En dan noem ik nog niet eens de mensen die me vragen stellen over het dieet van papegaaien, de groei van de schildpadden, de rui van de valken, de huwelijksgebruiken van de slak...
71. A. wil B. geen hand geven omdat B. niet goed was in de oorlog. En B. wil C. geen hand geven, omdat laatstgenoemde instemde met het neerslaan van de hongaarse opstand.
Het aantal mensen dat nooit gelonkt heeft tegen massamoordenaars wordt met de dag kleiner.
72. Ik ben gebonden door duizend kleine verplichtingen, die voortvloeien uit mijn onafhankelijkheid.
73. Ik zou erg graag willen weten wie nu de werkelijk geniale mensen zijn, die gevormd zijn door deze periode van schijngenieën.
74. Elke dag word ik ontroostbaarder over het feit dat de bevrijding van het volk gekoppeld is aan een steeds toenemende dienstbaarheid van de geest.
75. Een staat, gevormd door staatslieden: een dubbele abstractie.
76. De onrechtvaardigheid op zich zelf zou niet zo erg zijn als er niet nog al datgene bij kwam, waardoor zij zich rechtvaardigt.
77. Men verwijt de psychoanalyse, dat zij mensen vormt, die zich gemakkelijker in het onrecht schikken; het is waar dat zij, naarmate zij het individu normaler, inschikkelijker, plastischer maakt en het lijden van alle neurotische verschijnselen ontdoet, een rechtmatige opstand tegenwerkt.
Men zou daarom zelfs kunnen verdedigen dat men de mensen maar slecht aangepast moet laten zolang de samenleving allesbehalve volmaakt is.
78. Het verschil in schrijvers wordt misschien vooral bepaald door de kwaliteit van hun middelmatigheid.
79. Dat de heer X. een goed boek heeft kunnen schrijven zou je een afkeer van de hele literatuur kunnen bezorgen.
80. Men moet, zeggen ze, kIezen tussen het kapitalisme en het communisme. Ik zal toch nog even wachten, totdat de werkelijkheid iets te bieden heeft, dat me tot een keuze kan bewegen.
81. De metafysische angst is nog veel erger voor hen die, behalve dat ze aan de volstrekte dood geloven, ook nog denken dat er nooit ook maar iets verklaard, ontrafeld, bevredigd zal worden.
82. Ik word even fel bestreden door hen die doordrenkt zijn van de burgerlijke waarheid als door hen die doordrenkt zijn van de marxistische waarheid.
83. Objectiviteit, kosmopolitisme, nonconformisme, ze maken een misdaad van alles, wat ik vereer.
84. De lange levensduur van een opinie bewijst niets te haren gunste. Er zijn nog altijd astrologen.

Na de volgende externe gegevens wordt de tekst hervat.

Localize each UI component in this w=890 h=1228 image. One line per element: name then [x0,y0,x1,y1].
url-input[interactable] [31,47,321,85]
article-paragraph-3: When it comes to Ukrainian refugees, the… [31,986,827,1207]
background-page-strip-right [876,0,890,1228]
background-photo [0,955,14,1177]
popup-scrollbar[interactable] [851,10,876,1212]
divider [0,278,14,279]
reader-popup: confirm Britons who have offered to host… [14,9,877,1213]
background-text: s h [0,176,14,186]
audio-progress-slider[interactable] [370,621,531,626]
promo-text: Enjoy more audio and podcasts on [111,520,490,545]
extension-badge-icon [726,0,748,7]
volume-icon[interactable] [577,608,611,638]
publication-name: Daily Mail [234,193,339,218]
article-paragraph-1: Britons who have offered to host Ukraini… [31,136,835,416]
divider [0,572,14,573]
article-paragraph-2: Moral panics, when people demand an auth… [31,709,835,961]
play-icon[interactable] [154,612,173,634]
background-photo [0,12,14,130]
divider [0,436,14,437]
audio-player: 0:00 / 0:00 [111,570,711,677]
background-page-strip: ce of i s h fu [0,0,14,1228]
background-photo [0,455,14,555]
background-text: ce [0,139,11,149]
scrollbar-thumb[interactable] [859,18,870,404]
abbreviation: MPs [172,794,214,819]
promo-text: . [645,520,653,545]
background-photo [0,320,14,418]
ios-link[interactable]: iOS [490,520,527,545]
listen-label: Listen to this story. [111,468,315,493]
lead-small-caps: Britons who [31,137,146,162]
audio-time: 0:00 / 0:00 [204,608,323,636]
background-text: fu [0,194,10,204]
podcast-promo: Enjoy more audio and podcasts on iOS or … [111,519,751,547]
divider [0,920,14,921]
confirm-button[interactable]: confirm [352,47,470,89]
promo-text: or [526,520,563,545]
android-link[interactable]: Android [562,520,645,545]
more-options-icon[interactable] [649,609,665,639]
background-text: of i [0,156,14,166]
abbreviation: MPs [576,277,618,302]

85. Het leven dwingt ons water in onze wijn te doen. Wat niet wegneemt dat men een paar druppels onversneden wijn achter de hand moet houden.
86. Waarom ik die onderscheiding niet gekregen heb?
1ste. Omdat ik niet alles gedaan heb wat ik had moeten doen om hem te verdienen.
2de. Omdat ik niet alles gedaan heb wat ik had moeten doen om hem te krijgen, hoewel ik hem niet verdiende.
87. Er zijn maar weinig mensen, met wie samen verontwaardigd te zijn een genoegen betekent.
88. Vrijheid van denken, respect voor de mens, liefde voor de waarheid... Men moet van mij niet verwachten, dat ik bijna aan het eind van mijn leven die paar ideeën verloochen, die me het leven mogelijk gemaakt hebben.
89. De wereld behoort toe aan de begaafde middelmaat.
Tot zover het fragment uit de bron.